I need to explore which of the two types you mentioned that I have.

This is way more than I knew before, so thanks! I had too many questions to move forward and I want to keep going while my motivation is high.

Do a ramp test instead, that will be much shorter. It will still be hard but not a long effort.

The ramp test result is usually multiplied by 0.75 to get a rough FTP.

So if you get up to 400w for last minute then that’s 400w x 0.75 = 300w FTP.

In all my experience with a lot of ramp tests either my own or with other riders that’s a reasonably accurate result that can be used for FTP.

The older style mechanical group sets have a steel shifter cable connecting the shifters to the derailleur. Old school and “simple” so they say. Well yes, simple but the cables stretch, they can fray and get jammed up and they seem to alway need adjusting.

Electronic shifting, either Di2, EPS or SRAM E-TAP does away with that altogether. More expensive, batteries can go flat and potentially electronic cables can break but usually far more reliable.

I’d say “it’ll give you an OK place to start looking for your FTP” …

… especially if Joan follows it with the Zone Benchmarking workout to triangulate with RPE (rate of perceived exertion)

Good advice. I found a shorter 8 minute FTP test today. That gave me somewhere to start. Did my first fitness workout tonight and had an unusual first round spinning out to reach goal wattage, exhausting myself so I decreased bias 10% and got a great workout on a smooth middle gear.
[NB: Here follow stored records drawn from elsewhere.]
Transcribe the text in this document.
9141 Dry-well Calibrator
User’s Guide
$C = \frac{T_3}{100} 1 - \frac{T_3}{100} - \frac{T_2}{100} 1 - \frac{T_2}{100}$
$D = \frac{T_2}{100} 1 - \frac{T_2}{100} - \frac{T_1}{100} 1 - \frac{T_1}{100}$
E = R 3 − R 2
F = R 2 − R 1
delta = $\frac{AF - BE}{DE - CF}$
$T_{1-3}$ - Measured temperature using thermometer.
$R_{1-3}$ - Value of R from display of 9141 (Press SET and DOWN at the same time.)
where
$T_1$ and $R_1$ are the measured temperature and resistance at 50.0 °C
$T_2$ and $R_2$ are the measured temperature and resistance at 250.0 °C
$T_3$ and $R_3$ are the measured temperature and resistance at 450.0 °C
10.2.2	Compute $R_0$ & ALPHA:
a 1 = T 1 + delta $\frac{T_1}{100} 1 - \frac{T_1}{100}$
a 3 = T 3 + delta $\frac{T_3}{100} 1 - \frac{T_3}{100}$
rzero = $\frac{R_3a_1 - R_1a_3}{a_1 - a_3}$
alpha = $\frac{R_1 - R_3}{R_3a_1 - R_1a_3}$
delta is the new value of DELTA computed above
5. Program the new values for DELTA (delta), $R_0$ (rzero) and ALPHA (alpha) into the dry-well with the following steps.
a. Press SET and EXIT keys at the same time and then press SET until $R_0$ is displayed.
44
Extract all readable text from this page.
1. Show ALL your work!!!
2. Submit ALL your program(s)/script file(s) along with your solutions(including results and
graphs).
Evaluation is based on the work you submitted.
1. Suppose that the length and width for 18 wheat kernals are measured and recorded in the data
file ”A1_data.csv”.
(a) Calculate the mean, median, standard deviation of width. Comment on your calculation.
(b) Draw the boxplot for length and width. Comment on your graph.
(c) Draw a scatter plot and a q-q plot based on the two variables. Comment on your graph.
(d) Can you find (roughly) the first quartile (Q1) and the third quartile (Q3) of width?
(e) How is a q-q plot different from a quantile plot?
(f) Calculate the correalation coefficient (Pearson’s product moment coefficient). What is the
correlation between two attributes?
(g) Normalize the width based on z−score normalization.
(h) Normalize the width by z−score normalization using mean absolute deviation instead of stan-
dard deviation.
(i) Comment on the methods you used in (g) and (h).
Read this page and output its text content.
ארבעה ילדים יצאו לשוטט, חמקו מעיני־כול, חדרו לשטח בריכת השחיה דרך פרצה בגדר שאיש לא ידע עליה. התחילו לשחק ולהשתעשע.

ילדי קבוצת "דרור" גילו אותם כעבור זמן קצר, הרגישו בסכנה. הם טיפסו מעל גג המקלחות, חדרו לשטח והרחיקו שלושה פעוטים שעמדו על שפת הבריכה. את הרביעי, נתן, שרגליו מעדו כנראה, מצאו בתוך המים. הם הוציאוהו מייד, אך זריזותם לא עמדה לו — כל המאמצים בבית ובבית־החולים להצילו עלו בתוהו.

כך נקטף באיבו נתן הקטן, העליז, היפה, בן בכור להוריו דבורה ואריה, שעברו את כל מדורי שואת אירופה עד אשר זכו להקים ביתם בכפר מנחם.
Lost ERG ANT+ at one point and had to disconnect and reconnect it but otherwise things went great!

(I have the mechanical type bike.)

1 Like

That sounds like it worked out properly. :slight_smile:

With the erg workouts it shouldn’t be necessary to change gears, just find a smooth running middle gear combined with the big chain ring should be fine and keep turning the pedals smoothly, letting Zwift control the resistance for you.

With a new FTP it will always be difficult for a few weeks until you get used to it.

The next steps are to let the recovery happen, so schedule in easy days and you should see improvements coming over time.

In my experience, erg mode tends to work best in the little ring, because reduced flywheel inertia means that the resistance changes are much snappier, without overshooting the target power.

1 Like

When the Watt target increases, do not change how you pedal. If you see a message on the screen telling you to increase power, ignore it. Just keep pedaling at your preferred cadence and wait for the trainer to respond. It may take some time for that to happen but you can’t make it happen by increasing cadence, you just have to wait for it.

1 Like

You highlight here one of the dumbest things on Zwift - the message telling you to increase/decrease power if you’re in a workout on a smart trainer.

That message should not appear if you’ve paired with a smart trainer. It should only be for trainers without ERG mode.